String text = String.format("%1$s (%2$s)", item.title, item.unreadCount);

    builder.setLength(0);
    builder.append(item.title).append(" (").append(item.unreadCount).append(")");
    holder.label.setText(builder.toString());
    holder.icon.setImageResource(item.isLabel ? R.drawable.folder : R.drawable.file );

    return convertView;
}


String text = String.format("%1$s (%2$s)", item.title, item.unreadCount); May be String.format() creates a lot of intermediate strings that pollutes the GC. Try StringBuilder and try to cache string it builds. Also as @tmho said try holder.icon.setImageDrawable(); instead of holder.icon.setImageResource(); because setImageResource() creates Drawable object each time. And each Drawable is about 50-60 bytes. It seems like heave bitmap isn't duplicated in this case, just drawable container but it may be enough to cause periodical GC calls.
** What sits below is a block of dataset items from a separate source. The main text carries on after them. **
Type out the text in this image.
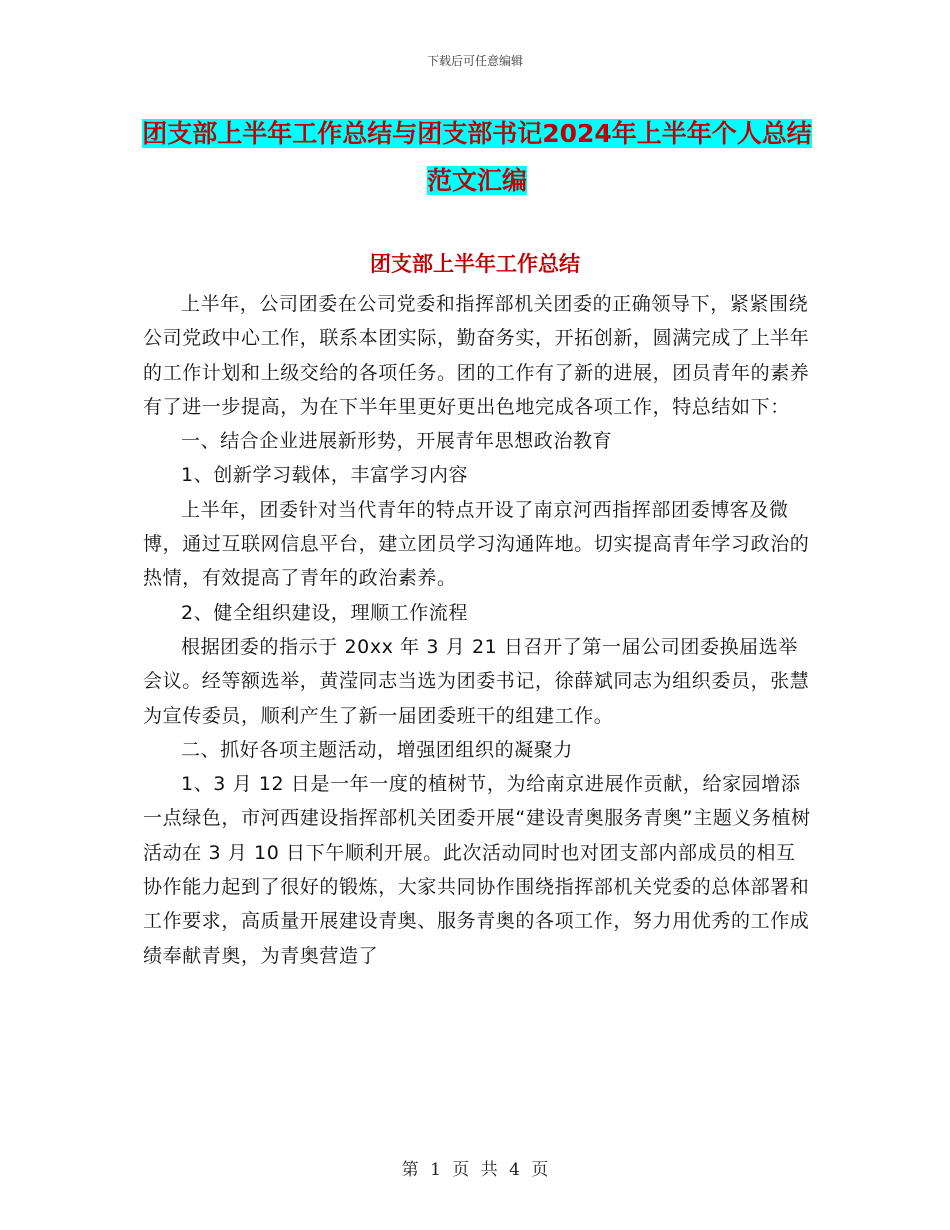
下载后可任意编辑
团支部上半年工作总结与团支部书记2024年上半年个人总结范文汇编
团支部上半年工作总结

上半年，公司团委在公司党委和指挥部机关团委的正确领导下，紧紧围绕公司党政中心工作，联系本团实际，勤奋务实，开拓创新，圆满完成了上半年的工作计划和上级交给的各项任务。团的工作有了新的进展，团员青年的素养有了进一步提高，为在下半年里更好更出色地完成各项工作，特总结如下：

一、结合企业进展新形势，开展青年思想政治教育

1、创新学习载体，丰富学习内容

上半年，团委针对当代青年的特点开设了南京河西指挥部团委博客及微博，通过互联网信息平台，建立团员学习沟通阵地。切实提高青年学习政治的热情，有效提高了青年的政治素养。

2、健全组织建设，理顺工作流程

根据团委的指示于 20xx 年 3 月 21 日召开了第一届公司团委换届选举会议。经等额选举，黄滢同志当选为团委书记，徐薛斌同志为组织委员，张慧为宣传委员，顺利产生了新一届团委班干的组建工作。

二、抓好各项主题活动，增强团组织的凝聚力

1、3 月 12 日是一年一度的植树节，为给南京进展作贡献，给家园增添一点绿色，市河西建设指挥部机关团委开展“建设青奥服务青奥”主题义务植树活动在 3 月 10 日下午顺利开展。此次活动同时也对团支部内部成员的相互协作能力起到了很好的锻炼，大家共同协作围绕指挥部机关党委的总体部署和工作要求，高质量开展建设青奥、服务青奥的各项工作，努力用优秀的工作成绩奉献青奥，为青奥营造了

第 1 页 共 4 页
try holder.icon.setImageBitmap(); instead of holder.icon.setImageResource();


This begins with 4.4.4 KitKat update. Rerun code already normal code on it and this problem appeared. ListView is completely unusable now due to very slow scroll. (Nexus 4)

And I'm not using any formatters on it.

When View is being scrolled numerous GC message appears.


I got similar question, my listview will show images from internet, and save them on SD card. When app launch later, local image will be used, then when i scroll the listview, lots of GC appear on logcat, and the view will stuns slightly.

I noticed that when app was launched first time, with images all from internet, the listview shows normally.

By the way, I used the android-imagedownloader from http://code.google.com/p/android-imagedownloader/, and add some local file cache code.

So here is my solution, when it loads image from local file, i will add the bitmap object to memory cache(a static HashMap), after that, when the listview scroll up and down, it will get image from memory cache, and lots GC did not happen again.